Инна вздрогнула и участила шаги.
Дежурная сестра соседней палаты, высокая молодая брюнетка, манеры которой и некоторое щегольство форменного платья обличали женщину из общества, отнеслась к посетительницам с тою же сдержанно-спокойной приветливостью, как и сестра в первой палате.

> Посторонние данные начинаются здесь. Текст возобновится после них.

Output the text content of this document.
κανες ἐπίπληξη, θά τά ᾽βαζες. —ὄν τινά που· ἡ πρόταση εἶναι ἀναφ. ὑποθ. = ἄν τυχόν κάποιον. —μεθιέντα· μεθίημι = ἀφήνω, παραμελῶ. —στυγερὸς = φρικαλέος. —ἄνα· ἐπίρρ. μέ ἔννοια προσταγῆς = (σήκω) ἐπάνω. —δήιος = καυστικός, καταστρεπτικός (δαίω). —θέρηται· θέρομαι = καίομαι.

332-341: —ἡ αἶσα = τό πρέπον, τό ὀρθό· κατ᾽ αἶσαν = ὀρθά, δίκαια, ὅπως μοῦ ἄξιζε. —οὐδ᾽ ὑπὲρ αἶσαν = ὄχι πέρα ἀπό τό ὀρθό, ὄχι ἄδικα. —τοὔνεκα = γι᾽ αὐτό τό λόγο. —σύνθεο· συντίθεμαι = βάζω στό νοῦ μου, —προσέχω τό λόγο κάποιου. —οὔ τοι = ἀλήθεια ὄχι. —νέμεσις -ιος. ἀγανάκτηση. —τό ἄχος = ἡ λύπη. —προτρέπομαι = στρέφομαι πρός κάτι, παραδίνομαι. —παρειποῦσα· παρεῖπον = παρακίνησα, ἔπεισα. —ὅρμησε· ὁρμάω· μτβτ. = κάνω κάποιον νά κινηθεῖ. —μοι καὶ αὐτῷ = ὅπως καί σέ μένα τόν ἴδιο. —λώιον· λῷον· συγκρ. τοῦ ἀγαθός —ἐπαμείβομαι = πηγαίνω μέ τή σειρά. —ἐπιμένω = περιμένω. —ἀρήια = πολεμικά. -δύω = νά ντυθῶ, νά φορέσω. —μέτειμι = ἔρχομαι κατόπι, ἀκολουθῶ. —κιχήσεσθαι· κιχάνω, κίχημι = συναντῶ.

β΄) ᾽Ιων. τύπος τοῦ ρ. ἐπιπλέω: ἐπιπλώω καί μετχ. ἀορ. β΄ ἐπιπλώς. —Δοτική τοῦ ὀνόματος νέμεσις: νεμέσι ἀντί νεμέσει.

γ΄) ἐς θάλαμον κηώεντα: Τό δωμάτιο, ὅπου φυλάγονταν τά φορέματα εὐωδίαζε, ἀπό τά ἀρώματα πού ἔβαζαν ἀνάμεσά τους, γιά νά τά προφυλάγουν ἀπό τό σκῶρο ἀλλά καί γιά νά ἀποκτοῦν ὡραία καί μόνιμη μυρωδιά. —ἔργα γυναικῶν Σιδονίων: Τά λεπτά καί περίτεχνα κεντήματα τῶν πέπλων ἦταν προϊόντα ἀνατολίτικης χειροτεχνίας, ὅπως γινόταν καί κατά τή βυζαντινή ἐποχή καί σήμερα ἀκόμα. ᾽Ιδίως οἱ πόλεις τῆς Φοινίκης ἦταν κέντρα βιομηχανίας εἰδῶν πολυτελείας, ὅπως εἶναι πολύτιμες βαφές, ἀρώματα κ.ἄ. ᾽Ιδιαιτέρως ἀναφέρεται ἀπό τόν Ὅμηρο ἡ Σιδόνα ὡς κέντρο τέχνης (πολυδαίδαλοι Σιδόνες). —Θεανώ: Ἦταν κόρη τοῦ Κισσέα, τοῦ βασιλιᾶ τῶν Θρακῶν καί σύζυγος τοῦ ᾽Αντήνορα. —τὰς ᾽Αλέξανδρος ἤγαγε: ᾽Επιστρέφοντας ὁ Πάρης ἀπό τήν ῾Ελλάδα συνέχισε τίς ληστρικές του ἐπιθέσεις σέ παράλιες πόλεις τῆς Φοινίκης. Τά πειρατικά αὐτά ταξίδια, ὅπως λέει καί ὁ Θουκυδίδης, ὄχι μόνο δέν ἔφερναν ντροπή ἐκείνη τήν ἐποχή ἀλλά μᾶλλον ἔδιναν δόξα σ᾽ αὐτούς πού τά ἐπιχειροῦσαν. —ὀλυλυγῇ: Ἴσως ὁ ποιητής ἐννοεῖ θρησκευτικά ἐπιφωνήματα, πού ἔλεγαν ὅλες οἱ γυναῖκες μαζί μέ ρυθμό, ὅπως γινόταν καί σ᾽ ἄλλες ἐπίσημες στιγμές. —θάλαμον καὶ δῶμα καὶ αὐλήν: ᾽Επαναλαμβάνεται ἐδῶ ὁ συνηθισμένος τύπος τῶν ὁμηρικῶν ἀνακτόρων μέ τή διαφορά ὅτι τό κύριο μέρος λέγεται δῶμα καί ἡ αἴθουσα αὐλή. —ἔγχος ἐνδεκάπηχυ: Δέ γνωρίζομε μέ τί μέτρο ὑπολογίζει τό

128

Но только, как показалось Инне Николаевне, она с большим любопытством оглядела быстрым взглядом своих больших темных и замечательно красивых глаз как самих посетительниц, так и их платья, когда они сняли в прихожей шубы.
В больнице уже почему-то знали, что молодой артиллерист стрелялся из-за любви, и сестра сразу догадалась, что одна из приехавших так поздно была «героиней».
«Но которая?» — не без любопытства думала сестра.
— Можно видеть Горского, Бориса Александровича? Его сегодня привезли! Вы не откажете… не правда ли? — тихо и смущенно спрашивала Инна, по привычке улыбаясь глазами.
— Видеть можно, но ненадолго…
— Благодарю вас. А как он… опасен? — спросила старшая сестра.
— Он будет, конечно, жив? — спросила почти одновременно и Тина.
«Эта!» — решила сестра, взглядывая пристальнее на красивое, вызывающее и далеко не убитое лицо молодой девушки.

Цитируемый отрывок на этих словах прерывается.